If the variance (range) of the data and the weights at initialization are too large, the gradients may be too big and the network may overshoot the minimum cost. This resembles choosing a step size that is too high during gradient descent.

Conversely, if the range is too small, the gradients may be very small — impeding the network’s ability to learn — , or the weight initialization would be very close to constant (or zero-initialization in this case) which would freeze the model because all the gradients would be the same.

If the variance (range) of bias is too high we will see neurons switch on or off completely. It will be rare for a neuron to activate based on 50% of the data at initialization. As the variance is reduced the initialization of the bias gets closer to constant which is not as detrimental to learning as constant initialization is for the weights.

Many Hidden Layers

Now, consider the following network:

This network is just Network A from the previous example but with an added layer before it. The intuition we gained above for Network A, still applies but now the “data” for the Network A portion of the network is the activated output of the first layer.

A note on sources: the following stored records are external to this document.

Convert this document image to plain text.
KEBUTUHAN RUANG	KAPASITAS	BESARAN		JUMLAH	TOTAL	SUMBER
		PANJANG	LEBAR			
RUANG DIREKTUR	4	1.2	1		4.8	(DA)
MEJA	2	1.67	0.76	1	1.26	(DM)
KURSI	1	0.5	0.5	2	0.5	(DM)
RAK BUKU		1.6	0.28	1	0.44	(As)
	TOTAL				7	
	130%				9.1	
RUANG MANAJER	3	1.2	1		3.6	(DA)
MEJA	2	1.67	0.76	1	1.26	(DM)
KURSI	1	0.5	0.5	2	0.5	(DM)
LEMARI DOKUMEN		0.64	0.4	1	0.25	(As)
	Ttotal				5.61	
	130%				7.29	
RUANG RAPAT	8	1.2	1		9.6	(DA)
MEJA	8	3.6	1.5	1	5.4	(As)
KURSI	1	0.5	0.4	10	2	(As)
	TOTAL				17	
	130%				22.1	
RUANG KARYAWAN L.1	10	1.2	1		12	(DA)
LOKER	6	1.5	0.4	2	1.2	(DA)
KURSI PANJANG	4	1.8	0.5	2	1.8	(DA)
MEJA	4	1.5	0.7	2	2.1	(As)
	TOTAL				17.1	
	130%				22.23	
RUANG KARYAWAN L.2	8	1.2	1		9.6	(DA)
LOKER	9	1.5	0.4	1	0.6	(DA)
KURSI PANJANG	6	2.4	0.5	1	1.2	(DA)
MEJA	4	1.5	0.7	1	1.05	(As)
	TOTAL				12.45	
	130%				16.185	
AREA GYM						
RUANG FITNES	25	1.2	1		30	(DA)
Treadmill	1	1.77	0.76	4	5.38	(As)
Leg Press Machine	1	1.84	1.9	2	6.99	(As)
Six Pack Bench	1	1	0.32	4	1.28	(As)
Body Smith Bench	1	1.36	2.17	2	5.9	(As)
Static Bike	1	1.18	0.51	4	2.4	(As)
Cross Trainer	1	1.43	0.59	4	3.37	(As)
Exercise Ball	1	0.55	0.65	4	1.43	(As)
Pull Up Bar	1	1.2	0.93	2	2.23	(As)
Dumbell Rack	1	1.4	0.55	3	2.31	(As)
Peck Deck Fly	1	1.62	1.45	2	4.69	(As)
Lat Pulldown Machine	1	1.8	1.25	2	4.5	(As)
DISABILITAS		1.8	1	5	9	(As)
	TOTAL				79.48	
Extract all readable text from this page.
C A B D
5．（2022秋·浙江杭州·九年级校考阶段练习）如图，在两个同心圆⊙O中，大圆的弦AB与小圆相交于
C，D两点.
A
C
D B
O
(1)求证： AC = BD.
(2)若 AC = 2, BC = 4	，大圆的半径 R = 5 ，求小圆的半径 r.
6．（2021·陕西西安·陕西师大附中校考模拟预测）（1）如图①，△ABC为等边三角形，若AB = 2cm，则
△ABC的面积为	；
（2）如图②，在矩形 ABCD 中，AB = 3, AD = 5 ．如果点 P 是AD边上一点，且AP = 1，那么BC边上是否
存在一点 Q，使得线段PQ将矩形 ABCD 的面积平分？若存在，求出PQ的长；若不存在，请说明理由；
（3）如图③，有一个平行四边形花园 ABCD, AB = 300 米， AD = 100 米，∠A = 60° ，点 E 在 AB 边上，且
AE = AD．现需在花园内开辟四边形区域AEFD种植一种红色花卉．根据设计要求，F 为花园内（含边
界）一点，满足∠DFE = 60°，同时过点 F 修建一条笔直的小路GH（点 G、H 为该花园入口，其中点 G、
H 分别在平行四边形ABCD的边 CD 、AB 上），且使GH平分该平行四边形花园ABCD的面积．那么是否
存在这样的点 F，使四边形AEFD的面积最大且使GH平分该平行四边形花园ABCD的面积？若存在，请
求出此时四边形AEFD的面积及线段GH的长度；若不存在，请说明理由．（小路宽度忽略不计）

The “data” for the second hidden layer (with six neurons) is the output of the first hidden layer (with two neurons). If that “data” is not zero-centered, we would encounter the same issues we learned about in Part I.

The sigmoid and ReLU outputs, for example, are not zero-centered and are always positive. Therefore, using the sigmoid or ReLU activation in hidden layers is not recommended as it may freeze neurons in deeper layers of the network at initialization because the learned features would be effectively constant. Sigmoid also suffers from the vanishing gradient problem in deeper layers.

Below are the activations of a network after training. The data, weights, and biases are all centered at initialization and all hidden layers are ReLU activated.

The first layer seems to activate somewhat randomly. Then, as we progress through the network, neurons become increasingly frozen. In this case, using fewer layers would have been better for ReLU.

Conclusion

Even with zero-centered data, the network may still be frozen at initialization if:

The weights and bias are not zero-centered.
The variance (range) of the data, weights, or bias is too large.
Non-zero-centered activation functions are used in deep hidden layers of the network.

Consider therefore:

Including a bias term to randomize and possibly minimize the duplication of work in the network.
Using a zero-centered activation in hidden layers to help counteract unnormalization of previous layers or preserve normalization throughout.
That the data, weights, and bias are all interlinked and must be carefully examined together at initialization.
Using Batch Normalization when using multiple hidden layers.